Project Summary Monosodium urate-induced inflammation begins with hyperuricemia leading to monosodium urate (MSU) crystal deposition in the joints and periarticular tissues. These deposits can cause inflammation, pain, and tissue destruction through either acute inflammatory flares or chronic disease. In MSU-induced inflammation, activated macrophages produce the pleiotropic cytokine Interleukin-1β (IL-1β) which is recognized as the major driver of pathogenesis and a key inducer of other pro-inflammatory molecules. The inflammatory signaling cascade begins with activation of Toll-like/IL-1β receptors (TIRs) in macrophages, which triggers production of pro-IL-1β and other inflammasome components. Pro-IL-1β is then activated by cleaved caspase from the NOD-Like Receptor Protein 3 (NLRP3) inflammasome before being exported and initiating further inflammation. Several treatment options exist for gout patients, mostly falling into two categories – reduction of circulating levels of soluble urate, or the suppression of pain and inflammation. These therapies, however, leave much to be desired as they have significant adverse effects, deleterious drug-drug interactions, high cost and low/non-responder groups. This project investigates a potential novel therapeutic agent for MSU-induced inflammation – pentagalloyl glucose (PGG) – that is known to have strong antioxidant and anti-inflammatory effects. Additionally, our preliminary data shows that this compound inhibits xanthine oxidase which produces soluble urate. We also demonstrate that PGG inhibits TGFβ-activated kinase which plays a role in the upregulation of proinflammatory mediators critical to MSU-induced inflammation. Finally, we have demonstrated that PGG inhibits both a critical downstream kinase and proinflammatory cytokines. In Aim one we will investigate the mechanism by which PGG reduces MSU-induced inflammation in vitro using THP-1 macrophages, investigate the atomistic interactions of PGG with MSU in-silico, then use phosphoproteomics to identify global changes induced by MSU and PGG. In Aim two we will determine the effects of PGG treatment in vivo using mouse models of gout previously published by our group. Taken together, these findings will provide a more complete knowledge of MSU-induced inflammatory signaling while exploring a potential novel therapeutic and providing a training mechanism for this student.

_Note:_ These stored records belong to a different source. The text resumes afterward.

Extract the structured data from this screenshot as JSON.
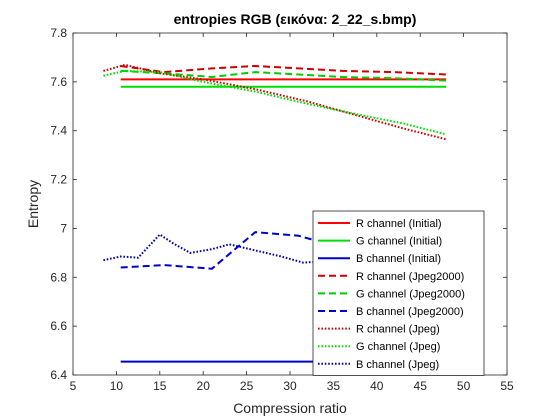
{
  "chart_data": {
    "type": "line",
    "title": "entropies RGB (εικόνα: 2_22_s.bmp)",
    "xlabel": "Compression ratio",
    "ylabel": "Entropy",
    "xlim": [
      5,
      55
    ],
    "ylim": [
      6.4,
      7.8
    ],
    "xticks": [
      5,
      10,
      15,
      20,
      25,
      30,
      35,
      40,
      45,
      50,
      55
    ],
    "yticks": [
      6.4,
      6.6,
      6.8,
      7,
      7.2,
      7.4,
      7.6,
      7.8
    ],
    "ytick_labels": [
      "6.4",
      "6.6",
      "6.8",
      "7",
      "7.2",
      "7.4",
      "7.6",
      "7.8"
    ],
    "grid": false,
    "legend_position": "bottom-right",
    "series": [
      {
        "name": "R channel (Initial)",
        "color": "#ff0000",
        "style": "solid",
        "x": [
          10.5,
          48
        ],
        "y": [
          7.61,
          7.61
        ]
      },
      {
        "name": "G channel (Initial)",
        "color": "#00dd00",
        "style": "solid",
        "x": [
          10.5,
          48
        ],
        "y": [
          7.58,
          7.58
        ]
      },
      {
        "name": "B channel (Initial)",
        "color": "#0000cc",
        "style": "solid",
        "x": [
          10.5,
          48
        ],
        "y": [
          6.455,
          6.455
        ]
      },
      {
        "name": "R channel (Jpeg2000)",
        "color": "#cc0000",
        "style": "dashed",
        "x": [
          10.5,
          15.5,
          21,
          26,
          31,
          36,
          42,
          48
        ],
        "y": [
          7.665,
          7.64,
          7.655,
          7.665,
          7.655,
          7.645,
          7.64,
          7.63
        ]
      },
      {
        "name": "G channel (Jpeg2000)",
        "color": "#00cc00",
        "style": "dashed",
        "x": [
          10.5,
          15.5,
          21,
          26,
          31,
          36,
          42,
          48
        ],
        "y": [
          7.645,
          7.635,
          7.62,
          7.64,
          7.63,
          7.62,
          7.615,
          7.605
        ]
      },
      {
        "name": "B channel (Jpeg2000)",
        "color": "#0000cc",
        "style": "dashed",
        "x": [
          10.5,
          15.5,
          21,
          26,
          31,
          36
        ],
        "y": [
          6.84,
          6.85,
          6.835,
          6.985,
          6.97,
          6.92
        ]
      },
      {
        "name": "R channel (Jpeg)",
        "color": "#cc0000",
        "style": "dotted",
        "x": [
          8.5,
          11,
          15,
          20,
          26,
          32,
          38,
          43,
          48
        ],
        "y": [
          7.645,
          7.67,
          7.635,
          7.61,
          7.57,
          7.52,
          7.46,
          7.41,
          7.365
        ]
      },
      {
        "name": "G channel (Jpeg)",
        "color": "#00dd00",
        "style": "dotted",
        "x": [
          8.5,
          11,
          15,
          20,
          26,
          32,
          38,
          43,
          48
        ],
        "y": [
          7.625,
          7.645,
          7.64,
          7.6,
          7.56,
          7.51,
          7.465,
          7.43,
          7.385
        ]
      },
      {
        "name": "B channel (Jpeg)",
        "color": "#0000aa",
        "style": "dotted",
        "x": [
          8.5,
          10.5,
          12.5,
          15,
          16.5,
          18.5,
          21,
          23,
          26,
          29,
          31.5,
          34
        ],
        "y": [
          6.87,
          6.885,
          6.88,
          6.975,
          6.94,
          6.9,
          6.915,
          6.935,
          6.91,
          6.885,
          6.86,
          6.865
        ]
      }
    ]
  }
}
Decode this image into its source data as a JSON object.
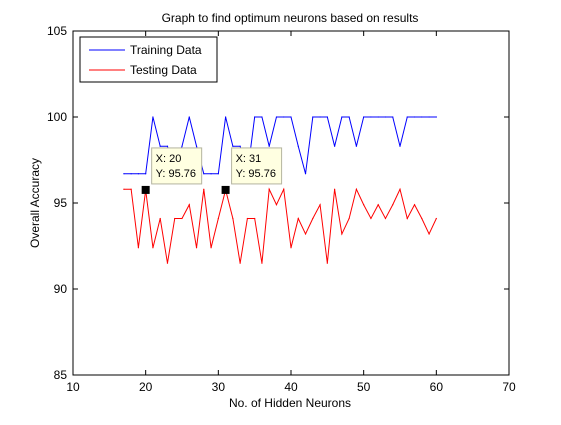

项目摘要 单钠尿酸诱导的炎症始于高尿酸血症，导致尿酸单钠（MSU）晶体 关节和周围组织中的沉积。这些沉积物会引起炎症，疼痛和组织 通过急性炎性耀斑或慢性疾病的破坏。在MSU引起的炎症中，激活 巨噬细胞产生多效性细胞因子白细胞介素1β（IL-1β），被认为是 发病机理和其他促炎分子的关键诱导剂。炎症信号级联 从巨噬细胞中的Toll样/IL-1β受体（TIR）激活开始，这会触发Pro-IL-1β的产生 和其他炎性组件。然后，通过从点头样的caspase激活pro-il-1β 受体蛋白3（NLRP3）炎性体在出口并启动进一步感染之前。一些 痛风患者存在治疗选择，主要分为两类 - 循环水平降低 可溶性尿酸盐或抑制疼痛和注射。但是，这些疗法有很多不足之处 由于它们具有明显的不良影响，有害的药物相互作用，高成本和低反应者 组。该项目研究了一种潜在的新型热剂，用于MSU诱导的注射 - pentagalloyl葡萄糖（PGG） - 已知具有强抗氧化剂和抗炎作用。此外， 我们的初步数据表明，这种化合物抑制了产生固体尿酸盐的黄嘌呤氧化物。我们也是 证明PGG抑制了TGFβ激活的激酶，该激酶在促炎的上调中起作用 对MSU引起的炎症至关重要的介体。最后，我们证明了PGG抑制了两个关键 下游激酶和促炎细胞因子。在目标中，我们将研究PGG的机制 使用THP-1巨噬细胞减少MSU诱导的体外炎症，研究 使用MSU INILICO的PGG，然后使用磷酸化蛋白质组学来识别MSU和PGG诱导的全局变化。在 目标两个我们将使用先前发表的痛风的鼠标模型来确定体内PGG治疗的效果 由我们的小组。综上所述，这些发现将为MSU引起的更完整的了解 在探索潜在的新型疗法并为此提供训练机制的同时，炎症信号传导 学生。